The Saudi Arabian study3 recorded a slightly higher number of sensorineural hearing loss cases due to possible environmental causes (e.g. meningitis or mumps). In our study, hereditary and unknown causes appeared to be the predominant aetiological factors; hearing loss was generally of unknown aetiology and had been present from birth, and no exogenous causes could be established. These findings suggest that such cases could be classified as congenital deafness. According to Fortnum and Davis's definition, hearing impairment should be considered congenital unless there is evidence of progressive, late onset or exogenous causes.24

It has been shown that there is a significant deaf population within the Pakistani community in Oldham, near Manchester, UK.11 This community originated from the north-west of Pakistan, in the region of the border with Kashmir, where consanguinity is common.


This study found a significant difference in the prevalence of parental consanguinity in children attending deaf schools, compared with the normal population. It clearly demonstrated an association between parental consanguinity and severe to profound childhood hearing loss. The study confirmed a high rate of consanguinity within the Peshawar community; the resulting levels of hearing disability represent a prominent public health problem in this community. The study also described the role of environmental causes in hearing impairment.

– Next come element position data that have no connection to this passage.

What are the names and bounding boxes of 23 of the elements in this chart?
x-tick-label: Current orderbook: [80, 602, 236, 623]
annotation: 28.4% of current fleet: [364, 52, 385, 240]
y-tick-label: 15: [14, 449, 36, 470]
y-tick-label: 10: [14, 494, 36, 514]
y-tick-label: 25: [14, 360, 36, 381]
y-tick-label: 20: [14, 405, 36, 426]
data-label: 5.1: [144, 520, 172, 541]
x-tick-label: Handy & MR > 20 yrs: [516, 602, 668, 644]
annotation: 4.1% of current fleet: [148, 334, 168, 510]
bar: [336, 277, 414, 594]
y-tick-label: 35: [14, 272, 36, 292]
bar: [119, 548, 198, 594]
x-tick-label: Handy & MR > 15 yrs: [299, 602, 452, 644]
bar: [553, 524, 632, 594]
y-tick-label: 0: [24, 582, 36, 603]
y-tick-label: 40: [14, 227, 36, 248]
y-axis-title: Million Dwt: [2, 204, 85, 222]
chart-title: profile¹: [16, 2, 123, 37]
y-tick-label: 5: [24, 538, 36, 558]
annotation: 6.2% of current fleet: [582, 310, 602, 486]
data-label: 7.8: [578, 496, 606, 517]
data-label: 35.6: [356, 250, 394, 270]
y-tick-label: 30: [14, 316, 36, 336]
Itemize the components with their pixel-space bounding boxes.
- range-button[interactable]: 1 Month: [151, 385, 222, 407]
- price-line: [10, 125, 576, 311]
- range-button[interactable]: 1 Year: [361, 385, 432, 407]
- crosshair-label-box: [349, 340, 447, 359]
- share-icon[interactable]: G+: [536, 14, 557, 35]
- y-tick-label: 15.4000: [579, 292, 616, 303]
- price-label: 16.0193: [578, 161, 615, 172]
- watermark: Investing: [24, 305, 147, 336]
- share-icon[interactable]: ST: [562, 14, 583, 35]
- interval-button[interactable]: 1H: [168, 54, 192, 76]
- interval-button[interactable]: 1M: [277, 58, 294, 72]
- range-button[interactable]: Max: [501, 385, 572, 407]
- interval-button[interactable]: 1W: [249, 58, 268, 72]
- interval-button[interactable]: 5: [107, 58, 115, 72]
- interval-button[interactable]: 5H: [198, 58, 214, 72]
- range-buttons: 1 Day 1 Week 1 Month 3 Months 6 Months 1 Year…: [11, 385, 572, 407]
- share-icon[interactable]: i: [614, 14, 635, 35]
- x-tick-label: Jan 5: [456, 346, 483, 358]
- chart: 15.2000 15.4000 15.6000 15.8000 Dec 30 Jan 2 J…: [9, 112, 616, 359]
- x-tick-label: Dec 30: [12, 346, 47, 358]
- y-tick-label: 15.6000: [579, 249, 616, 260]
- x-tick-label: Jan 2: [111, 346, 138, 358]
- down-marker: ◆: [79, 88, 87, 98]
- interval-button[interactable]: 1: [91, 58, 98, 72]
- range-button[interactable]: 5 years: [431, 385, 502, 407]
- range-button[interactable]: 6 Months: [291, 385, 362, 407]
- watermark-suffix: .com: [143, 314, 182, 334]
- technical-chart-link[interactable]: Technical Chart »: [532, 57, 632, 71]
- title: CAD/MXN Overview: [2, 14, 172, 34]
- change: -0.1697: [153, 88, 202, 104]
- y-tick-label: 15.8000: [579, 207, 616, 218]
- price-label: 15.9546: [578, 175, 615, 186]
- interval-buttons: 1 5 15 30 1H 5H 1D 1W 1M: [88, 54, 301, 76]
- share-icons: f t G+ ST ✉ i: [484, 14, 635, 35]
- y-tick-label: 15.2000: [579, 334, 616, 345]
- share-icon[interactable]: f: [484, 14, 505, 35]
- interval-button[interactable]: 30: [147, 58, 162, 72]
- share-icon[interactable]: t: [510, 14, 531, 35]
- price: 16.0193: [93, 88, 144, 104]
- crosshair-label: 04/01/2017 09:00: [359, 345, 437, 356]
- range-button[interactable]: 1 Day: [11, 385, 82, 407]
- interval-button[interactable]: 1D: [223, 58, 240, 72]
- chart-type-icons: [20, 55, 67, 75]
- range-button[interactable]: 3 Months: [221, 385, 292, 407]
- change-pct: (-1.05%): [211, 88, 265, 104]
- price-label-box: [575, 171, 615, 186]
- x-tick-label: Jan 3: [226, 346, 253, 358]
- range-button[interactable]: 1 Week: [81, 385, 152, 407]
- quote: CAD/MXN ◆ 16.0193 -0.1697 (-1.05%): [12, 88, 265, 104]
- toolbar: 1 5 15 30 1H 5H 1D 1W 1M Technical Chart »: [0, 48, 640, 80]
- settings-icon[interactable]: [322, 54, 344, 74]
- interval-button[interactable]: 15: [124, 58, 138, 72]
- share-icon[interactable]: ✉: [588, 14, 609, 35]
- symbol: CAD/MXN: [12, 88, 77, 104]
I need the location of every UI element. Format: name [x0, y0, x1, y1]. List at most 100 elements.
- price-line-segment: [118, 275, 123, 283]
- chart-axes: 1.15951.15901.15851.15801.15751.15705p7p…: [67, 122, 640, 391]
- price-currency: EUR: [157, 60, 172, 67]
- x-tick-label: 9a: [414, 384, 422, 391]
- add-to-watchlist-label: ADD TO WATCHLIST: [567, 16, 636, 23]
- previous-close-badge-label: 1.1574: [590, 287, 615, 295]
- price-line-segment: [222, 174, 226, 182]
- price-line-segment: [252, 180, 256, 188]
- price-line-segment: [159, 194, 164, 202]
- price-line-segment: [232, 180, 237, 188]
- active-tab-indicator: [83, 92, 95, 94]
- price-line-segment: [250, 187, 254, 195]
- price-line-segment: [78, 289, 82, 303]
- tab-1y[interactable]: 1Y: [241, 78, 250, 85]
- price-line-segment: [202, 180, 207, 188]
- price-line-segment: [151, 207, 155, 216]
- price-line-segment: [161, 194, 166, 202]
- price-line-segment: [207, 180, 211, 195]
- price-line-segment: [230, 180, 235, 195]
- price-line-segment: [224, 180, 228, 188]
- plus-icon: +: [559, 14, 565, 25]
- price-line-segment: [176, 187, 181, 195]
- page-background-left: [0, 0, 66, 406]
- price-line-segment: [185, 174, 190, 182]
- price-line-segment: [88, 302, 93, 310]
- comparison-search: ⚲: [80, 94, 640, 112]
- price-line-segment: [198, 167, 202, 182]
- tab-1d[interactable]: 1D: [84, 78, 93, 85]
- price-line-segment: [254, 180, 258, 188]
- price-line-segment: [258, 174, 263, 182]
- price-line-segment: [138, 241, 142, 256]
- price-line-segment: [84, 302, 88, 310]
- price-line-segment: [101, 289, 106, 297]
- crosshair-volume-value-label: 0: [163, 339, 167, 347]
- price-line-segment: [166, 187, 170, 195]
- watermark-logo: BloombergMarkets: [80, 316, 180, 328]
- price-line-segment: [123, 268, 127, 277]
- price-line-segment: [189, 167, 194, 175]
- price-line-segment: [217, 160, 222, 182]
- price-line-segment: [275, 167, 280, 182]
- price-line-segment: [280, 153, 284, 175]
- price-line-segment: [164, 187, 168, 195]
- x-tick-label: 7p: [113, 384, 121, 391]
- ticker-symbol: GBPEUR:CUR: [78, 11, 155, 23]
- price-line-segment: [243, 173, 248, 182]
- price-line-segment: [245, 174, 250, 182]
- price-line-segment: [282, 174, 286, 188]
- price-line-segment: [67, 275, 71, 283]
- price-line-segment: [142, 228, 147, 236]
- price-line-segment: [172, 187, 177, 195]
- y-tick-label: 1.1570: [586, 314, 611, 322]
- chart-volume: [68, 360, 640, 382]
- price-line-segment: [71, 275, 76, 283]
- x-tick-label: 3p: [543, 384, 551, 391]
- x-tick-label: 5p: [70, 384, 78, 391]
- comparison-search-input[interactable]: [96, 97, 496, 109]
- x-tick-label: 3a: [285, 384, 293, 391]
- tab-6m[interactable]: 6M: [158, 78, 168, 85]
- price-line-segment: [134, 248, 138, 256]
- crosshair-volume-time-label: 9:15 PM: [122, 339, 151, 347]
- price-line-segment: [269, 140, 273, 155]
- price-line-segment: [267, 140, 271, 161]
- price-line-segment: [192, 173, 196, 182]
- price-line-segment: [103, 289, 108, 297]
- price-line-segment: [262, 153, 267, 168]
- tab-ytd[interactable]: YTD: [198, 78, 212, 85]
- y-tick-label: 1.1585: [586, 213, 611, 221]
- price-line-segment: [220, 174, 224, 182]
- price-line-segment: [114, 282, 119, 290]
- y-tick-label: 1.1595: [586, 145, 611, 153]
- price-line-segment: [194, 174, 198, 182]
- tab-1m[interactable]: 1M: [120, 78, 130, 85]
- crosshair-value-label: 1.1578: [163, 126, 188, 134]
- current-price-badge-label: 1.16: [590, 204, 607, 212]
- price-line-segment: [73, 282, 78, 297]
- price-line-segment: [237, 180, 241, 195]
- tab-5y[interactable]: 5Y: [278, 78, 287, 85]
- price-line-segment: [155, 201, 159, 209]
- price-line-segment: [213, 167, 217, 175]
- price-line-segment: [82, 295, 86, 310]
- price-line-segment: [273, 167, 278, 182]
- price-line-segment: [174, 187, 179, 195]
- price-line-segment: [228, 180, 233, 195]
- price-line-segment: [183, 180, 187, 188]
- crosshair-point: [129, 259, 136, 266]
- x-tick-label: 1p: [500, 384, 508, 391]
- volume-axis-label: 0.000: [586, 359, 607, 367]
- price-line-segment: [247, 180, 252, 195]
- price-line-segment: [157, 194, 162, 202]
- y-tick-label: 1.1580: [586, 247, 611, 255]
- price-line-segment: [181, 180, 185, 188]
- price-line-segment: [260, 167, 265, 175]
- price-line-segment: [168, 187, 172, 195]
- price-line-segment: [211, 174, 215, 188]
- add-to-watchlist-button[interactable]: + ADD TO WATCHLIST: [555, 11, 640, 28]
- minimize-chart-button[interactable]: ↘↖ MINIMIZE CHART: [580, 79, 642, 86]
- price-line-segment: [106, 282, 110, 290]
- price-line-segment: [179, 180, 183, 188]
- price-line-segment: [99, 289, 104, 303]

Prevention is the only means to reduce the prevalence of congenital hearing impairment. This can be achieved by genetic counselling of individuals and families at high risk. A well organised counselling programme to create awareness of the adverse effects of consanguineous marriages could be helpful in reducing the prevalence of deafness within this community. The Saudi Arabian government, aware of Zakzouk's findings, have not been encouraging first cousin marriages for the last 10 years, and already there has been a reduction in consanguineous marriages and children born with hearing disability.

Consanguinity appears to be the dominant cause of profound sensorineural deafness in Pakistan – an important, potentially preventable childhood disability.